Je sais que des dirigeants du monde du sport et des agences nationales antidopage ne respectent plus l’AMA et ne comptent plus sur elle pour faire ce qui est juste au regard du code mondial antidopage. Il y a beaucoup de gens pour qui j’ai la plus grande admiration à l’AMA, des gens de talent et impliqués, mais le problème vient de la direction depuis le départ de David Howman (son précédent directeur général, en juin 2016). Je pense, avec d’autres, que c’est maintenant la responsabilité des gouvernements de se rassembler pour défendre les droits des athlètes propres et la morale sportive ; ce qui, je le pense vraiment, commence par un changement des dirigeants du CIO et de l’AMA.

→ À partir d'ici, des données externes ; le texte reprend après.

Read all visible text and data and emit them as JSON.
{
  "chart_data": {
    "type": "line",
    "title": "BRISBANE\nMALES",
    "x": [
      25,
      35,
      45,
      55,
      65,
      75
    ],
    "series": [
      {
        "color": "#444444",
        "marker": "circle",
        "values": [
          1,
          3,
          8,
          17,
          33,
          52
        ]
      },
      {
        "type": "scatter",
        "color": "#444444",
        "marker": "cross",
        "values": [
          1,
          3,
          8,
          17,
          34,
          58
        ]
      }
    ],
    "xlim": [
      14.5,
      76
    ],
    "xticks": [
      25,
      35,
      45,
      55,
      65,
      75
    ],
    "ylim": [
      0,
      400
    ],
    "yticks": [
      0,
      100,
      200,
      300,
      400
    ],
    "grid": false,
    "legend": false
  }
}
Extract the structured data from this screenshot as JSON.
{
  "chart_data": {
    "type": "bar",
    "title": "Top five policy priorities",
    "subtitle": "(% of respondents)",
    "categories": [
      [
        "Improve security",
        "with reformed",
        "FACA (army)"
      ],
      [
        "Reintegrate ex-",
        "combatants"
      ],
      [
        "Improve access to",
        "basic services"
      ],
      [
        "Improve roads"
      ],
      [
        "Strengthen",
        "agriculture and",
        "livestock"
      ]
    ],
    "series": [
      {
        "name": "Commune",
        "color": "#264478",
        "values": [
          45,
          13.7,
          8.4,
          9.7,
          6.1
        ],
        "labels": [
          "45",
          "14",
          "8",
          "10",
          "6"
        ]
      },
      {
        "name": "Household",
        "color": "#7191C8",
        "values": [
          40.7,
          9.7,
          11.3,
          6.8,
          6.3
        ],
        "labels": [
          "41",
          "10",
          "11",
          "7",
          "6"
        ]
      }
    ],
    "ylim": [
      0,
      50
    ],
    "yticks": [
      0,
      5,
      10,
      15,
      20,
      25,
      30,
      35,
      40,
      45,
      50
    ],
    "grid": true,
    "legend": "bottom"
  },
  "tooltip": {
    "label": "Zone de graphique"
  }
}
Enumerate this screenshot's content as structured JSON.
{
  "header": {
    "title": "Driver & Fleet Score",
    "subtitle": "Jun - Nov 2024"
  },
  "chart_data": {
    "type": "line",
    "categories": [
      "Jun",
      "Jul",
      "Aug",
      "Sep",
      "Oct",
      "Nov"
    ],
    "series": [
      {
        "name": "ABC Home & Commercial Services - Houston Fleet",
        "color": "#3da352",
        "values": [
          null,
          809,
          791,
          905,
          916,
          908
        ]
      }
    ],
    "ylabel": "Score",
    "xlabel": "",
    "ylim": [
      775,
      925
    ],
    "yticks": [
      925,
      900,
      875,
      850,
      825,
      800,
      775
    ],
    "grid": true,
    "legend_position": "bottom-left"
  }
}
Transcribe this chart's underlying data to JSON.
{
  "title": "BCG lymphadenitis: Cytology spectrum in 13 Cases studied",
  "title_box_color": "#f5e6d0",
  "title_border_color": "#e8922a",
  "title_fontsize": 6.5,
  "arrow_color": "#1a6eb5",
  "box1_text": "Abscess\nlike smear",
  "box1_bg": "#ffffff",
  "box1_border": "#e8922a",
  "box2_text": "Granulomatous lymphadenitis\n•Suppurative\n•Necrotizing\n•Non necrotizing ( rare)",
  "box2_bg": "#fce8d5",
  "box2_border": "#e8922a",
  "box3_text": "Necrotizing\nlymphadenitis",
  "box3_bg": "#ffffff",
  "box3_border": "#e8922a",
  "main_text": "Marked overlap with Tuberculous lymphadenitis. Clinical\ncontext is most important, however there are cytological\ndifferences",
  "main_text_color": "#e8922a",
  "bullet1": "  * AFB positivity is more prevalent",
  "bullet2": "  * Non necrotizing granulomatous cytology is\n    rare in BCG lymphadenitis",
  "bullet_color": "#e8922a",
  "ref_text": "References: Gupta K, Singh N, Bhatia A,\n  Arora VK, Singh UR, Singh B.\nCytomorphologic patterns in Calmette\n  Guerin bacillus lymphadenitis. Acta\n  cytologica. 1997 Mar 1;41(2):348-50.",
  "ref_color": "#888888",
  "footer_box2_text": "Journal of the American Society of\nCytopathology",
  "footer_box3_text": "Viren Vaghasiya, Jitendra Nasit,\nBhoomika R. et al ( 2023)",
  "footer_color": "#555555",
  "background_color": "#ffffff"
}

Le fait que la Russie ait admis officiellement qu’elle avait, à l’époque, connu un problème de dopage, ne signifie-t-il pas qu’elle changera ses habitudes ?

Il faut lire cela au regard de l’expérience et de l’histoire. Donc la réponse est non. Depuis que les premières allégations ont été rendues publiques en décembre 2014 et jusqu’aujourd’hui, la Russie a toujours usé de contre-vérités, beaucoup d’entre elles se contredisant. Elle n’a même pas réussi à garder une seule ligne, bien que mensongère. Dans ses déclarations publiques, elle alternait mea culpa peu enthousiastes et démentis vigoureux. Je n’ai rien vu qui ressemble de près ou de loin à des aveux complets, ni le moindre remords de s’être assis sur la charte olympique. Tant que la Russie n’offrira pas un accès total à ses athlètes aux contrôleurs antidopage et ne donnera pas des preuves supplémentaires que le système a changé, je ne serai pas convaincu.

Que pensez-vous de la feuille de route proposée par l’AMA pour que l’agence russe antidopage récupère son accréditation ?

Toute feuille de route doit d’abord comporter une punition appropriée aux erreurs du passé. Une suspension ferme et significative, pas une amende.